Iya, jadi ketika suatu saat nanti aku kehilangan sosok Mama. Setidaknya masih ada orang lain yang bisa mengingatkanku tentang dia. Tapi itu kalo semisal aku bisa mendapat cintanya Mita.
"Oh Mita itu mirip Mamamu?" bisik Bangrud.
"Iya secara kemiripan wajah sih enggak, tapi kelakuannya itu loh. Dari kelembutan saat dia bicara, ekspresi, raut mukanya, sifatnya sampai logat bahasanya tuh bener-bener 11-12. Ya mungkin itu yang bikin aku nyaman. Bahkan sisi menyebalkan, amarah dan cueknya pun sama hahaha...," terang Adam kembali.
"Hahahaa...," tawa Bangrud.
"Ya gitu bang, bukan membandingkan dia nya sih. Cuma ya gimana ya, aneh ... bingung aku mau njelasinnya gimana. Harusnya ini aku omongin sama dia, tapi aku takut. Kalo semisal dia jadi menjauh gitu, padahal aku itu masih mau untuk ketemu dengan dia, masih mau bicara dengan dia. Akhir-akhir ini aja dia udah mulai nunjukin tanda-tanda itu, seakan-akan aku itu orang yang menjijikkan, sebel," ungkap Adam.
"Hmmm ... i see," ucap Bangrud.
"Gitu deh, jadi aku ngomong gini sekarang itu jujur cuma mau damai aja sama kamu. Kalo misal Mita lebih milih kamu ya ... aku udah bisa sedikit terima sih, tapi sedikit aja.
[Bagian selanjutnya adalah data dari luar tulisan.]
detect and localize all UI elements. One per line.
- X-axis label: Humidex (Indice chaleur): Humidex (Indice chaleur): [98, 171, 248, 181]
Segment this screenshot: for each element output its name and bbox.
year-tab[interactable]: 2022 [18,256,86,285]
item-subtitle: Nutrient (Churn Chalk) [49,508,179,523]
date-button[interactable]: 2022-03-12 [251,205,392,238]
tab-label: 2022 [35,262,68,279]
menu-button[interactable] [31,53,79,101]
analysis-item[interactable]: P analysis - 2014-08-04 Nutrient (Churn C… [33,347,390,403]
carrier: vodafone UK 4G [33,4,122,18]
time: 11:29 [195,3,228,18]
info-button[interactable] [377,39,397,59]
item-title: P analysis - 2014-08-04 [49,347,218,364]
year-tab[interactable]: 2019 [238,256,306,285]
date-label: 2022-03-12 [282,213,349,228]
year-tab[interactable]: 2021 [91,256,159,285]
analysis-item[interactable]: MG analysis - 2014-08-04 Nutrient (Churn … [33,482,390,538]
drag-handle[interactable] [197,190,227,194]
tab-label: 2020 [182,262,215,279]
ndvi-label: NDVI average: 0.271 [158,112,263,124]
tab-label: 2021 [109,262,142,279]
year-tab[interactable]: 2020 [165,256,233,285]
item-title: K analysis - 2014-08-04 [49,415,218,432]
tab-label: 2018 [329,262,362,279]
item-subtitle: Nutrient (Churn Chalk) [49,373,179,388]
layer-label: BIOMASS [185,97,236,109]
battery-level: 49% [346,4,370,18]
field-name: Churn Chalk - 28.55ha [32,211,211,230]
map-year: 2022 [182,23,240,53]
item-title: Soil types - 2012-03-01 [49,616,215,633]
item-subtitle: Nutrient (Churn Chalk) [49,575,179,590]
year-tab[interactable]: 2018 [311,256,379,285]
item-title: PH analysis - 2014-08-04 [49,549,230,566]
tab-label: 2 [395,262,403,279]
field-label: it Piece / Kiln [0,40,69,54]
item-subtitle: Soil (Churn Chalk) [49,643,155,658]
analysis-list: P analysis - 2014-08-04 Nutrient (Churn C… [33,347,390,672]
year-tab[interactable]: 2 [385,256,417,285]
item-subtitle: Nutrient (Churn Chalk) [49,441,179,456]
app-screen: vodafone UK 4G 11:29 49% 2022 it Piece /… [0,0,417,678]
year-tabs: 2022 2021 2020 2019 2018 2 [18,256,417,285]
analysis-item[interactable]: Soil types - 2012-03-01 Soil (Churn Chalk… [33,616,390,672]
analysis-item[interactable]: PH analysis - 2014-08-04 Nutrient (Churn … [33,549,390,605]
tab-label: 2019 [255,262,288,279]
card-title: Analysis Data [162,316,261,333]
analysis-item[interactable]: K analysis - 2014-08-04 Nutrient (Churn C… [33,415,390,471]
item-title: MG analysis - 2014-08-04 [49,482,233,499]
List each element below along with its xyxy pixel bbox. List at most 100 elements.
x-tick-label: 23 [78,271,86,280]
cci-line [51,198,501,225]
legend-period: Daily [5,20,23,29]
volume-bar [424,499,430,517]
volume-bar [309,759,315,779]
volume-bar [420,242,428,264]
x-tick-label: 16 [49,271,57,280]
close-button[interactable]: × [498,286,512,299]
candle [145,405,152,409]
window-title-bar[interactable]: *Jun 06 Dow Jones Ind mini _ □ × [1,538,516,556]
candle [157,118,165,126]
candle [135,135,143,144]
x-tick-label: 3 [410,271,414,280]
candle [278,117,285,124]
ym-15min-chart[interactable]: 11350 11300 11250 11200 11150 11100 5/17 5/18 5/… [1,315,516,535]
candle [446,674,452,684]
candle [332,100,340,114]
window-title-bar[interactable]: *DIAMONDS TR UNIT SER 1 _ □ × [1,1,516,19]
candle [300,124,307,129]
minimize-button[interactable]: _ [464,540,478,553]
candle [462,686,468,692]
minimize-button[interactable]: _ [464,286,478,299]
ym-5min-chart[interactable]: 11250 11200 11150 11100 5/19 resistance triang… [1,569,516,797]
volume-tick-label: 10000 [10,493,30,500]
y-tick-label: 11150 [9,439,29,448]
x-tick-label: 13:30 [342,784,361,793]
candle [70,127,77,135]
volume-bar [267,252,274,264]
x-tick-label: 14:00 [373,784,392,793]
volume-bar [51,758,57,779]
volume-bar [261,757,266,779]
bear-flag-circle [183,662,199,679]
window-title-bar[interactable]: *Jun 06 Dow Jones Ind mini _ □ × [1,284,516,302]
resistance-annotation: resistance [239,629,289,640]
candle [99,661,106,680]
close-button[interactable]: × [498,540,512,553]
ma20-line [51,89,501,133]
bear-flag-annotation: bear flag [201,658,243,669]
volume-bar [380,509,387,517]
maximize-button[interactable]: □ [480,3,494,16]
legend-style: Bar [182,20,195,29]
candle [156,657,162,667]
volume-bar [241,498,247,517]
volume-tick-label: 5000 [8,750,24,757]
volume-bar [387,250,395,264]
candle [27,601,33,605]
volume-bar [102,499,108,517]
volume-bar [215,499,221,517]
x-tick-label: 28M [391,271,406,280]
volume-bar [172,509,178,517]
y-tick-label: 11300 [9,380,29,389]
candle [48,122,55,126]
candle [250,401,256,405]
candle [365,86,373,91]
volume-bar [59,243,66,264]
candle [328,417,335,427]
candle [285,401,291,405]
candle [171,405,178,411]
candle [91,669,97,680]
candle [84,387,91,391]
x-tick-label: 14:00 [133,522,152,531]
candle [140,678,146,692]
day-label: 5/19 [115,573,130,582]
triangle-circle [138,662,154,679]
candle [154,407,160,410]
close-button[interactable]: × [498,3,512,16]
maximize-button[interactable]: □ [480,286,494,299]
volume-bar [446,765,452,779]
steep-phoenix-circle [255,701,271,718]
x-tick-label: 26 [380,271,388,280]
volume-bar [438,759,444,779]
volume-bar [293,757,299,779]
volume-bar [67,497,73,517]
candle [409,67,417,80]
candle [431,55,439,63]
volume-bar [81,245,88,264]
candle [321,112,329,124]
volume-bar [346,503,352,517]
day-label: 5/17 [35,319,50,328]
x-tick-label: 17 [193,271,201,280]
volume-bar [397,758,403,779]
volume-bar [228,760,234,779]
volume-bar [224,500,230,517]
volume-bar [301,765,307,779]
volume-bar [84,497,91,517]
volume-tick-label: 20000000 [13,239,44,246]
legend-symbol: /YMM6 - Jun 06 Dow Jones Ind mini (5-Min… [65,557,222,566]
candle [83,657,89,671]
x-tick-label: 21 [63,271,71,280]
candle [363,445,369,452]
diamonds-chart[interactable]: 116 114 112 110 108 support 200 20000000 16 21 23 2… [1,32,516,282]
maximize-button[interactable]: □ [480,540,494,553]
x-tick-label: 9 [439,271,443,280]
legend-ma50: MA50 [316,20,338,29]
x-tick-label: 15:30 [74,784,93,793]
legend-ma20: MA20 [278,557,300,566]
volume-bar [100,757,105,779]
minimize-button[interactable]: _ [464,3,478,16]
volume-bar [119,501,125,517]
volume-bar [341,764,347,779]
Selama dia bahagia sih nggak apa-apa. Yang jelas, aku mau persaingan yang sehat. Secara kamu itu juga temanku," jelas Adam.
Bangrud pun tertawa secara lepas. "Hahahaha ... santai aja, nggak kok...."
Nggak? Nggak apa nih?
"Hmmm? Maksudnya?" Adam coba memastikan.
"Enggak, ya nggak ada apa-apa kok aku sama dia, biasa aja," Bangrud jawab dengan santainya.
Adam lalu teringat dengan kedekatan antara Bangrud dan Mita. "Hah? Lah kemaren-kemaren itu...?"
"Nih ya Dam, aku bilangin ... Aku sama Mita itu cuma temenan aja, nggak lebih. Kalo semisal ngobrol bareng itu paling cuma ngobrol biasa aja, malah kayak sahabat aja," jelas Adam.
"Sahabat tapi lama-lama kan bisa deket? Hahaha...," sindir Adam.